OpenAI, the company behind the popular GPT-3 and GPT-4 AI models and ChatGPT website, has released a tool to help people detect text written by ChatGPT and other artificial intelligence. To use the tool, simply paste the text in, click submit, and in return get a classification such as AI-Generated, Human-Written, etc.
To have some fun, I visited the tool’s webpage and copied the text on the page. Next, I pasted the text into ChatGPT and asked it to rewrite the text in its own words and in a humorous tone. ChatGPT produced the following article.
Do you struggle to distinguish between human-written and AI-generated text? Fear not, for the AI Text Classifier is here to help. This tool, based on a fine-tuned GPT model, predicts the likelihood that a piece of text was generated by AI, from sources like ChatGPT.
But hold your horses, cowboys! Don’t go blindly trusting this classifier just yet. It comes with its fair share of limitations. Firstly, it requires a minimum of 1,000 characters, which is roughly 150-250 words. Secondly, it isn’t always accurate and can mislabel both AI-generated and human-written text. So, if you’re trying to sneak some AI-generated text past your teacher, you might still get caught. Thirdly, AI-generated text can be edited easily to avoid detection by the classifier. And finally, it’s not perfect at detecting AI-generated text written by children or text not in English.
Despite these limitations, the classifier is available for free, and it’s a great tool for sparking discussions about AI literacy. Just be sure you have the appropriate rights to the text you’re pasting. The classifier labels each document as either very unlikely, unlikely, unclear if it is, possibly, or likely AI-generated.
Now, how do you interpret the results from the classifier? Well, the intention behind the AI Text Classifier is to foster conversation about the distinction between human-written and AI-generated content. So, the results may help, but they shouldn’t be the sole piece of evidence when deciding whether a document was generated with AI. The model is trained on human-written text from a variety of sources, which may not be representative of all kinds of human-written text.
If you’re wondering how effectively the classifier detects documents co-written with AI, the truth is we have not thoroughly assessed its effectiveness in detecting content written in collaboration with human authors.

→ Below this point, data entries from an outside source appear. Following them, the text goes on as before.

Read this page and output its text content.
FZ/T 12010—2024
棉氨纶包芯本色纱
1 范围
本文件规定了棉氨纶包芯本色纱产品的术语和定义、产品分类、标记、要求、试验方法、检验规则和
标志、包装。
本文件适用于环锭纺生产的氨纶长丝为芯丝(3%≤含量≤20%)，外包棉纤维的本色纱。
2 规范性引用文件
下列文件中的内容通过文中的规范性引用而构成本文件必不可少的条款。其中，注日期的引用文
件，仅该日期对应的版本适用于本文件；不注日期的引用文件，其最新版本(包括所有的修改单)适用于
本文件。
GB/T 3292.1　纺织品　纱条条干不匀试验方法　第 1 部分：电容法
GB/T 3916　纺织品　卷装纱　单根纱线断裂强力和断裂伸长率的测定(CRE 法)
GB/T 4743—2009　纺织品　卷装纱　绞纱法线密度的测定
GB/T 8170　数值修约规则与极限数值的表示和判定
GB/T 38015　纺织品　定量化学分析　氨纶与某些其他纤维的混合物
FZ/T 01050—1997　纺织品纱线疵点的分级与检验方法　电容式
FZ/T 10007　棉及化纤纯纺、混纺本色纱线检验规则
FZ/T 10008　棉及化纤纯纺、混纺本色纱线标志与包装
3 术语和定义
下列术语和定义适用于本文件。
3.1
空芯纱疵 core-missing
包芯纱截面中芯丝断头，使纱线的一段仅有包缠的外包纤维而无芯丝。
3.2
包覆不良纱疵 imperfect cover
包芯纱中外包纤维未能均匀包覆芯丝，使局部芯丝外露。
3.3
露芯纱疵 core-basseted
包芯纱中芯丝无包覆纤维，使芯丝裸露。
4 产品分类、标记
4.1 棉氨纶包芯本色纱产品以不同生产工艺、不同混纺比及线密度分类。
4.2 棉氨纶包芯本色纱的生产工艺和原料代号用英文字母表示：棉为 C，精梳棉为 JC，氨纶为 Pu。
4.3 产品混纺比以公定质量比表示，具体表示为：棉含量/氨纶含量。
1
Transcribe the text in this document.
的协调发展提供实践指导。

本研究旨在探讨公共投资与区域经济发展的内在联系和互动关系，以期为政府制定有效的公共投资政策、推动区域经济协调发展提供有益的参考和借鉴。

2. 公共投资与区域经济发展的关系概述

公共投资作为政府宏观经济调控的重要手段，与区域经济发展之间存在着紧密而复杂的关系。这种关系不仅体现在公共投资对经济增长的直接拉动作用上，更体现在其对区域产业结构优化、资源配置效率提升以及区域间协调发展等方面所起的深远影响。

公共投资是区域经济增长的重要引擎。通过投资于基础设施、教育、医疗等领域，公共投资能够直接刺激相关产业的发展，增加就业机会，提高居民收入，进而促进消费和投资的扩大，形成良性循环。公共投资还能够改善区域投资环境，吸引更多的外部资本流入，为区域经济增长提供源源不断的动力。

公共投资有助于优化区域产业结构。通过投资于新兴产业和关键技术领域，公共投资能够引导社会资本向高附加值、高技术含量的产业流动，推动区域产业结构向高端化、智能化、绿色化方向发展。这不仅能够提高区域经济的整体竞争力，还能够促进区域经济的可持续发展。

If you have any feedback, concerns, or questions about the classifier, you can reach out to the help center or fill out a form. However, the model card for the AI Text Classifier is available below, and the model weights are not being released at this time.
While the AI Text Classifier is a useful tool for detecting AI-generated text, it’s not foolproof. It’s up to you to interpret the results and use them as one factor out of many when determining the source of a piece of content. So, use it wisely and don’t rely on it too heavily, or you might find yourself in hot water.
I pasted the above article into the AI Text Classifier Tool (minus the first two paragraphs I wrote) and it returned that it was possibly AI-generated. It was in reality 100% AI-generated.
I’m sure the tool will get much better over time, if not near-perfect. I’ve been playing around with it a decent amount and as you would expect, it returns correct and not-so-correct classifications. Like all cutting edge AI, it’s a work in progress.